In his notes pertaining to this print, Goya wrote of the aristocratic ass, “He is quite right to have his portrait painted. Those who don’t know him or have never seen him will now know who he is.”

¡Lo que puede un sastre! (Look what a tailor can do!) The museum caption reads: “The scarecrow-like image and caption provided by the artist, gives us a vivid understanding of Goya’s attitude toward superstition and ignorance of those who give credence to such foolishness. Like a vision from Heaven, some people will kneel in prayer to anything, provided it is cloaked in an acceptable form.”

¡Lo que puede un sastre! (Look what a tailor can do!) Francisco Goya. Etching, aquatint. 1799. 8 7/16 x 5 7/8 inches. Plate number 52 from Los Caprichos.
¡Lo que puede un sastre! (Look what a tailor can do!) Francisco Goya. Etching, aquatint. 1799. 8 7/16 x 5 7/8 inches. Plate number 52 from Los Caprichos.

Here I must note Goya’s clever title, which questions the identity of the “tailor,” the one who created and dressed up the scarecrow. Goya understood the tailor to be Spain’s ruling class, which in part held power by sustaining ignorance, reactionary political traditions, and promoting blinkered and proscriptive religious ideas. As it was in the past, so it is today.

Que pico de oro! (What a Golden Beak!) Goya said of his print: “This looks a bit like an academic meeting. Perhaps the parrot is speaking about medicine? However don’t believe a word he says. There is many a doctor who has a ‘golden beak’ when he is talking, but when he comes to prescriptions, he’s a Herod; he can ramble on about pains, but can’t cure them; he makes fools of sick people and fills the cemeteries with skulls.”

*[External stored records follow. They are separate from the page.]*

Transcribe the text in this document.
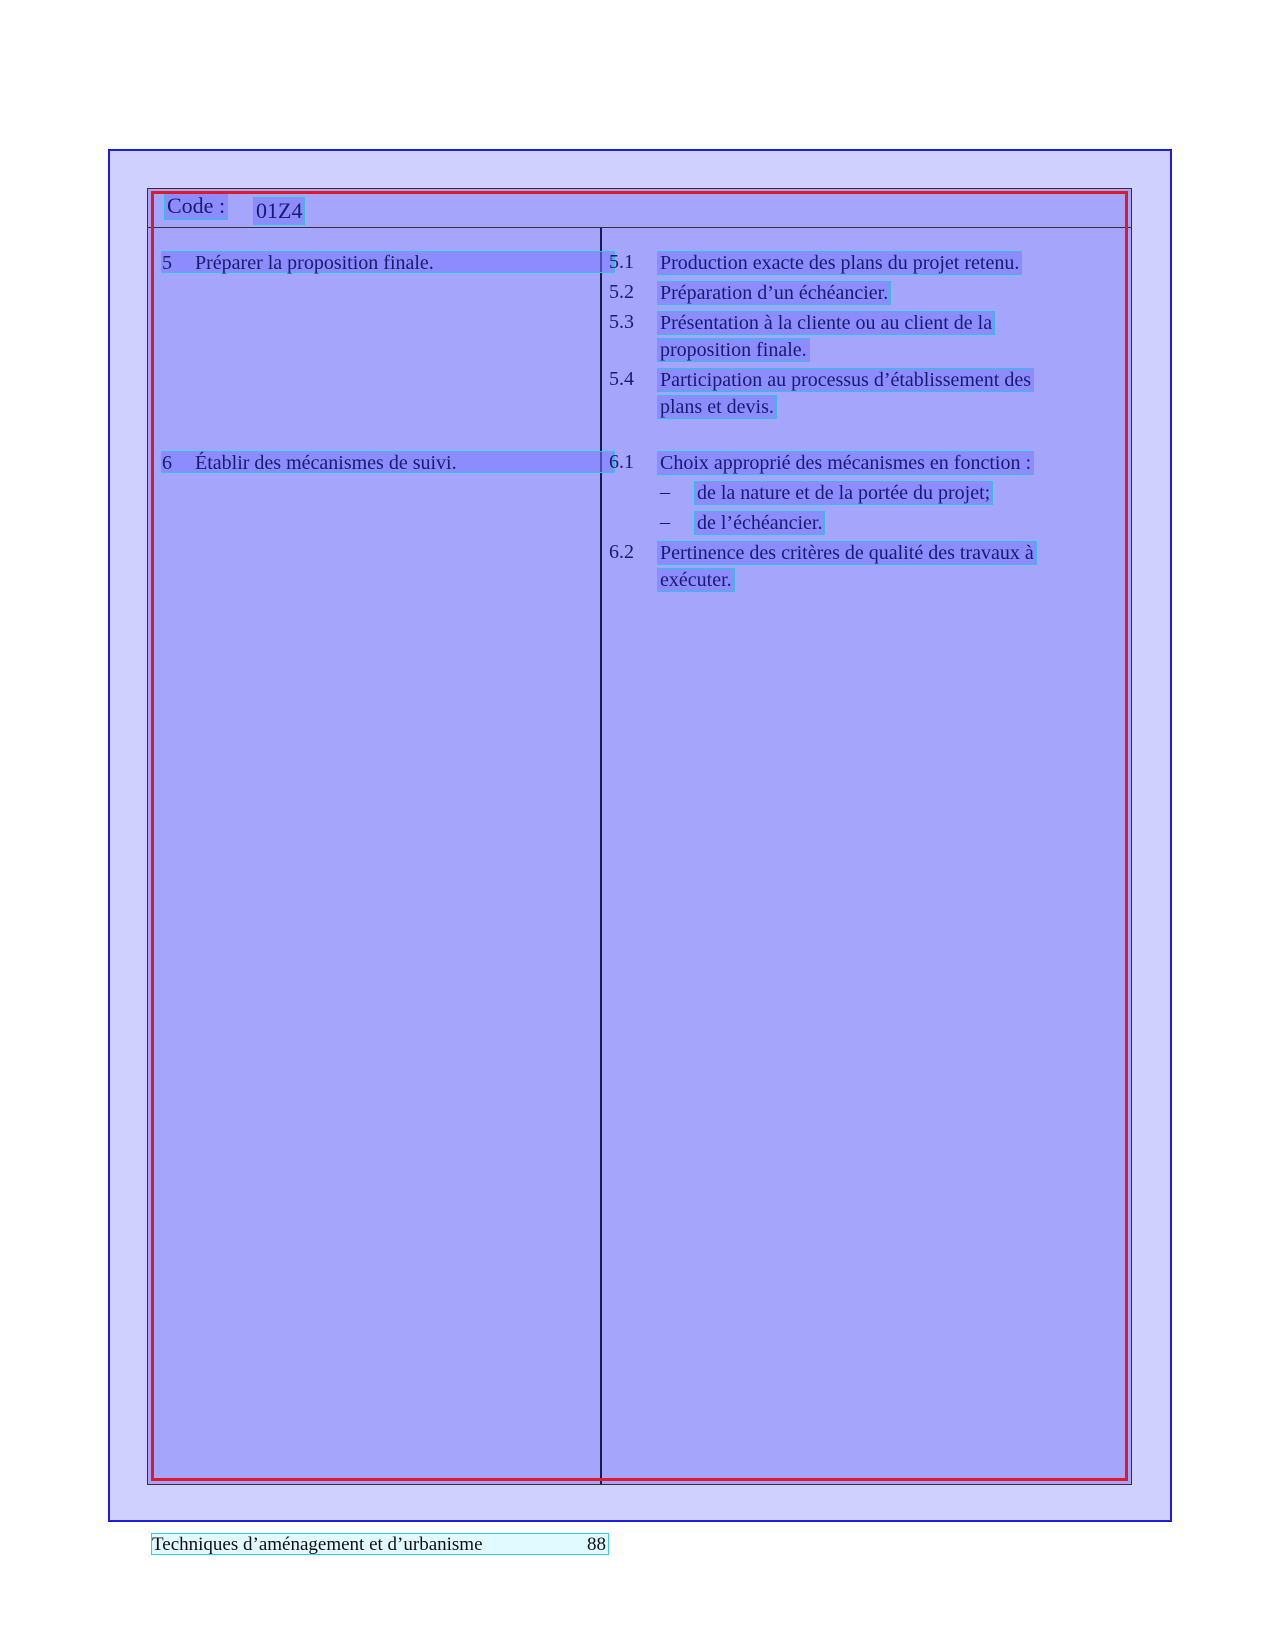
Code : 01Z4
5 Préparer la proposition finale.	5.1 Production exacte des plans du projet retenu.
5.2 Préparation d’un échéancier.
5.3 Présentation à la cliente ou au client de la
proposition finale.
5.4 Participation au processus d’établissement des
plans et devis.
6 Établir des mécanismes de suivi.	6.1 Choix approprié des mécanismes en fonction :
– de la nature et de la portée du projet;
– de l’échéancier.
6.2 Pertinence des critères de qualité des travaux à
exécuter.
Techniques d’aménagement et d’urbanisme	88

Here Goya used an old Spanish figure of speech that referred to a charlatan making use of flowery rhetoric in order to impress and manipulate the naïve and gullible. To have “a beak of gold” was to posses such oratory skills.

Que pico de oro! (What a Golden Beak!) Francisco Goya. Etching, aquatint. 1796-1797. 8 7/16 x 5 7/8 inches. Plate number 53 from Los Caprichos.
Que pico de oro! (What a Golden Beak!) Francisco Goya. Etching, aquatint. 1796-1797. 8 7/16 x 5 7/8 inches. Plate number 53 from Los Caprichos.

That Goya made his “Golden Beak” a parrot added extra bite to his critique, since a parrot is a masterful mimic of sounds; the artist implying that Golden Beak was simply promulgating the ideas put forth by ruling class circles.

Goya was ambivalent about who his Golden Beak was, an academic, a physician, perhaps a member of the aristocracy? What is certain is that we have our own Golden Beaks today – those who promise “hope” and “change” but deliver war and privation.